LA STRAORDINARIETA‘ NELL’ORDINARIETA’
Nel leggere il sacrificio delle vite degli operatori sanitari ai tempi del covid-19, non è difficile ripensare a una storia di paradigmatica bellezza come quella di san Giuseppe Moscati (1880-1927), che più di ogni altro seppe interpretare in modo straordinario la sua vita ordinaria.
La straordinarietà dell’esperienza moscatiana si rende manifesta nell’esercizio della libertà che spinge il medico napoletano a corrispondere pienamente, fin da ragazzo, a ciò che chiamiamo “vocazione”.
. . . il famoso cappello posto nel suo studio con la scritta: «Chi ha metta, chi non ha prenda» (come si può osservare nella ricostruzione delle sue stanze presso la Chiesa del Gesù Nuovo di Napoli). Esso ci offre la misura di come Moscati interpretasse in chiave moderna il suo essere, in senso evangelico, medico anargiro, ossia gratuito: «Gratuitamente avete ricevuto, gratuitamente date» (Mt 10, 8).

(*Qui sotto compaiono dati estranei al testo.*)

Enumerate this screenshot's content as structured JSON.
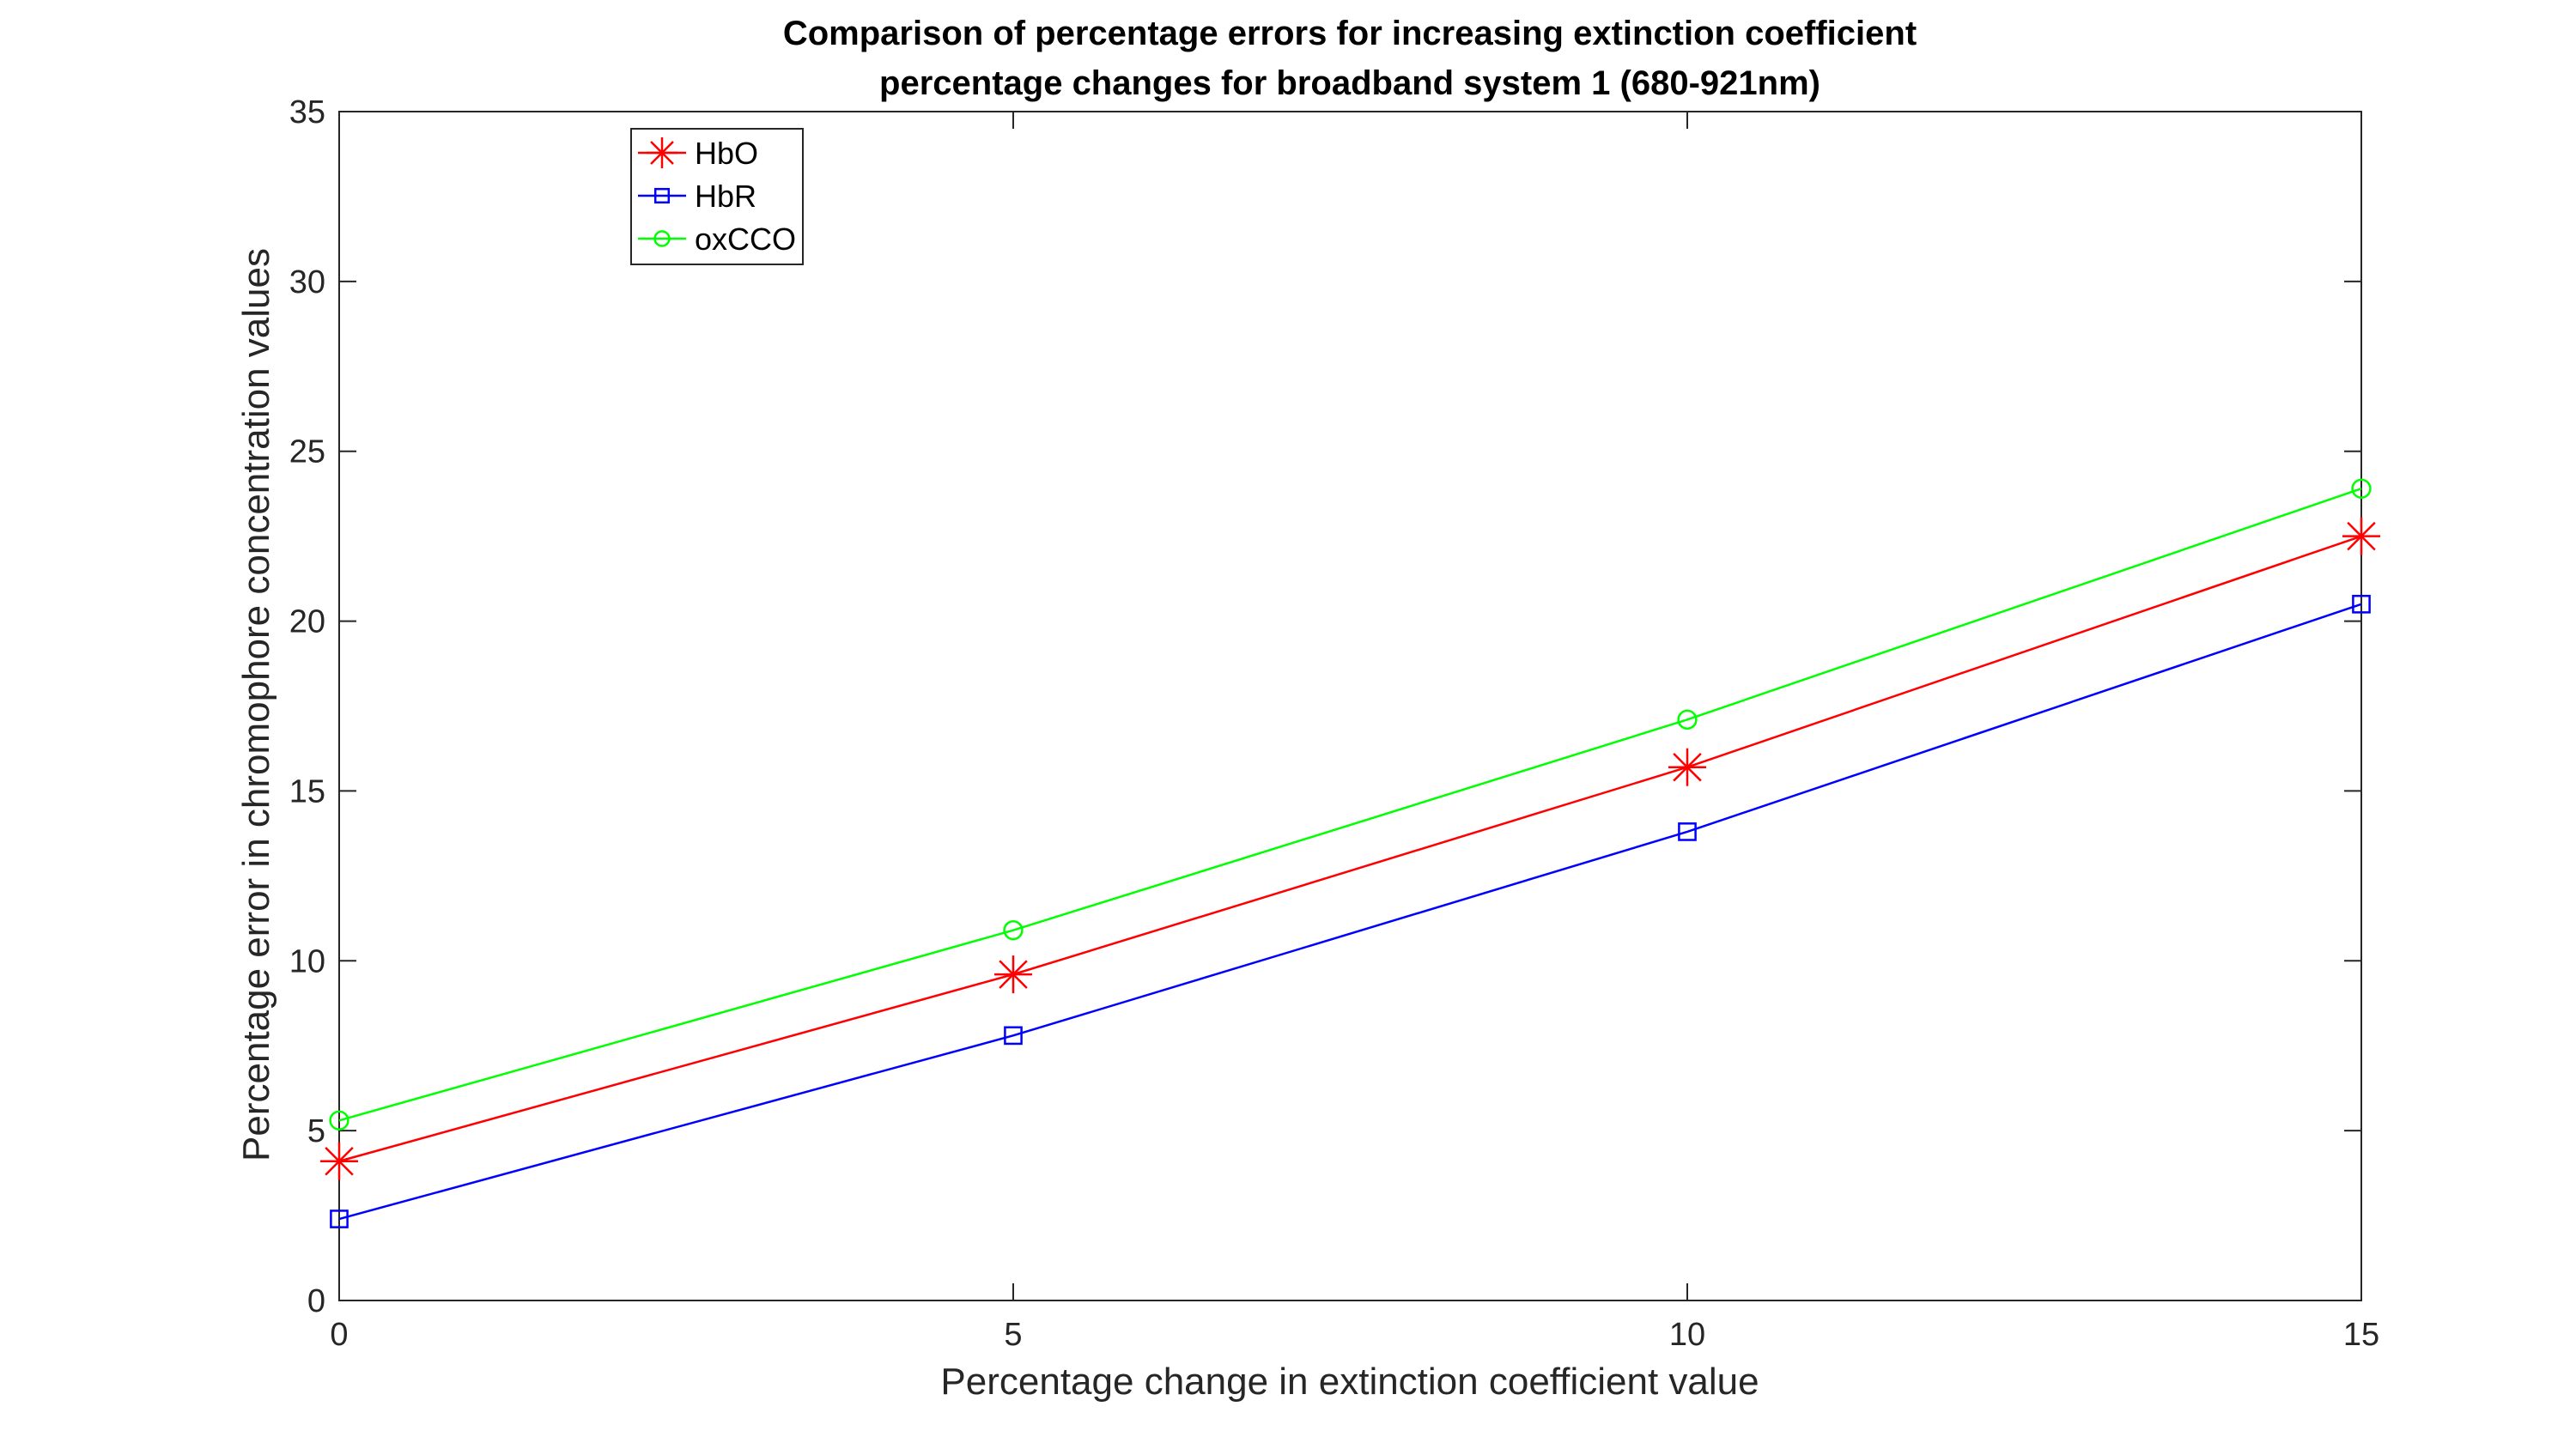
{
  "chart_data": {
    "type": "line",
    "title": [
      "Comparison of percentage errors for increasing extinction coefficient",
      "percentage changes for broadband system 1 (680-921nm)"
    ],
    "xlabel": "Percentage change in extinction coefficient value",
    "ylabel": "Percentage error in chromophore concentration values",
    "x": [
      0,
      5,
      10,
      15
    ],
    "xlim": [
      0,
      15
    ],
    "ylim": [
      0,
      35
    ],
    "xticks": [
      "0",
      "5",
      "10",
      "15"
    ],
    "yticks": [
      "0",
      "5",
      "10",
      "15",
      "20",
      "25",
      "30",
      "35"
    ],
    "grid": false,
    "legend_position": "top-left",
    "series": [
      {
        "name": "HbO",
        "color": "#ff0000",
        "marker": "asterisk",
        "values": [
          4.1,
          9.6,
          15.7,
          22.5
        ]
      },
      {
        "name": "HbR",
        "color": "#0000ff",
        "marker": "square",
        "values": [
          2.4,
          7.8,
          13.8,
          20.5
        ]
      },
      {
        "name": "oxCCO",
        "color": "#00ff00",
        "marker": "circle",
        "values": [
          5.3,
          10.9,
          17.1,
          23.9
        ]
      }
    ]
  }
}
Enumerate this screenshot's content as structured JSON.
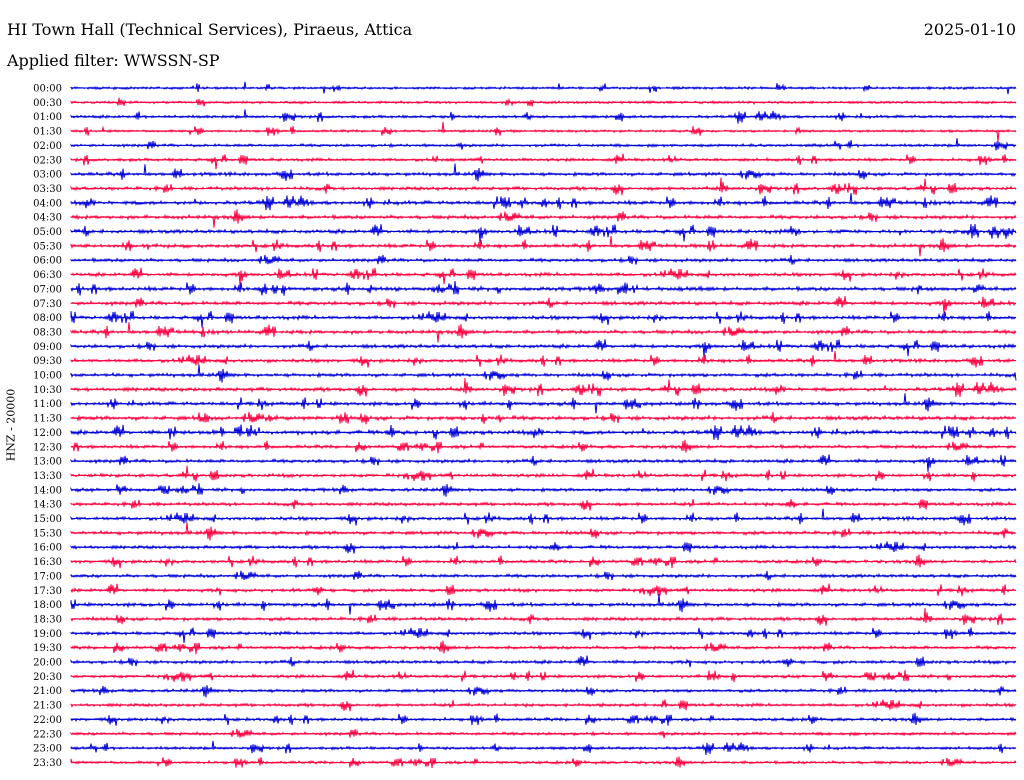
{
  "header": {
    "station": "HI Town Hall (Technical Services), Piraeus, Attica",
    "date": "2025-01-10",
    "filter": "Applied filter: WWSSN-SP"
  },
  "chart_data": {
    "type": "line",
    "title": "HI Town Hall (Technical Services), Piraeus, Attica",
    "ylabel": "HNZ - 20000",
    "row_labels": [
      "00:00",
      "00:30",
      "01:00",
      "01:30",
      "02:00",
      "02:30",
      "03:00",
      "03:30",
      "04:00",
      "04:30",
      "05:00",
      "05:30",
      "06:00",
      "06:30",
      "07:00",
      "07:30",
      "08:00",
      "08:30",
      "09:00",
      "09:30",
      "10:00",
      "10:30",
      "11:00",
      "11:30",
      "12:00",
      "12:30",
      "13:00",
      "13:30",
      "14:00",
      "14:30",
      "15:00",
      "15:30",
      "16:00",
      "16:30",
      "17:00",
      "17:30",
      "18:00",
      "18:30",
      "19:00",
      "19:30",
      "20:00",
      "20:30",
      "21:00",
      "21:30",
      "22:00",
      "22:30",
      "23:00",
      "23:30"
    ],
    "series_colors": [
      "#0000d8",
      "#ff0040"
    ],
    "row_noise_levels": [
      0.25,
      0.25,
      0.35,
      0.25,
      0.35,
      0.4,
      0.55,
      0.55,
      0.65,
      0.65,
      0.65,
      0.6,
      0.55,
      0.55,
      0.7,
      0.65,
      0.6,
      0.65,
      0.6,
      0.55,
      0.6,
      0.65,
      0.6,
      0.75,
      0.7,
      0.5,
      0.55,
      0.5,
      0.5,
      0.5,
      0.55,
      0.6,
      0.5,
      0.5,
      0.5,
      0.5,
      0.6,
      0.55,
      0.45,
      0.5,
      0.5,
      0.45,
      0.45,
      0.45,
      0.45,
      0.4,
      0.35,
      0.35
    ],
    "grid": false
  }
}
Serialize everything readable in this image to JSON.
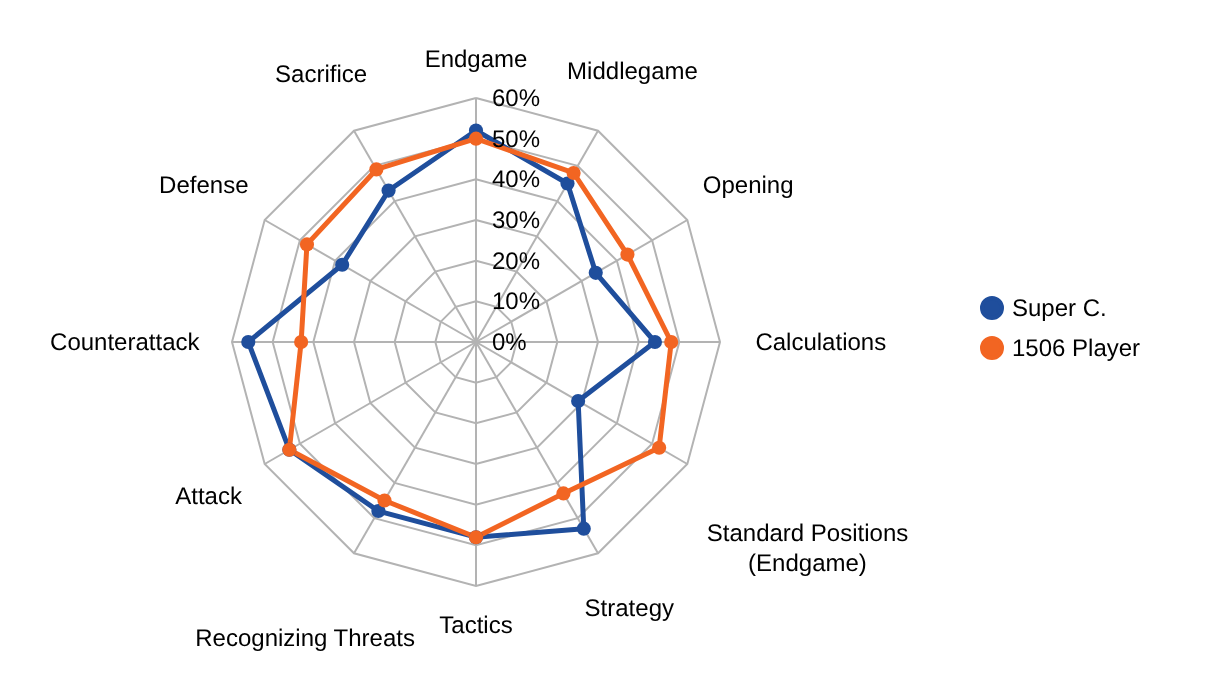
{
  "chart_data": {
    "type": "radar",
    "categories": [
      "Endgame",
      "Middlegame",
      "Opening",
      "Calculations",
      "Standard Positions (Endgame)",
      "Strategy",
      "Tactics",
      "Recognizing Threats",
      "Attack",
      "Counterattack",
      "Defense",
      "Sacrifice"
    ],
    "series": [
      {
        "name": "Super C.",
        "color": "#1f4e9c",
        "values": [
          52,
          45,
          34,
          44,
          29,
          53,
          48,
          48,
          53,
          56,
          38,
          43
        ]
      },
      {
        "name": "1506 Player",
        "color": "#f26522",
        "values": [
          50,
          48,
          43,
          48,
          52,
          43,
          48,
          45,
          53,
          43,
          48,
          49
        ]
      }
    ],
    "ylim": [
      0,
      60
    ],
    "yticks": [
      {
        "value": 0,
        "label": "0%"
      },
      {
        "value": 10,
        "label": "10%"
      },
      {
        "value": 20,
        "label": "20%"
      },
      {
        "value": 30,
        "label": "30%"
      },
      {
        "value": 40,
        "label": "40%"
      },
      {
        "value": 50,
        "label": "50%"
      },
      {
        "value": 60,
        "label": "60%"
      }
    ],
    "grid": true,
    "legend": "right",
    "marker": "circle",
    "line_style": "solid"
  }
}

Povertà e sofferenza sono, dunque, le priorità quotidiane del santo medico alle quali si sente chiamato dall’attenzione per gli ultimi la cui origine può essere una sola: la carità evangelica.
L’attività medica moscatiana è, pertanto, sostenuta non dalla sola scienza, dalla sua scrupolosa conoscenza scientifica, ma anche dalla carità divina. Questo singolare connubio tra scienza e fede è un altro dato di straordinarietà nella vita quotidiana dello scienziato: allarga il suo orizzonte terapeutico, accordandogli la percezione di non limitare le sue indicazioni mediche al solo corpo, ma di prendersi cura anche dell’anima . . .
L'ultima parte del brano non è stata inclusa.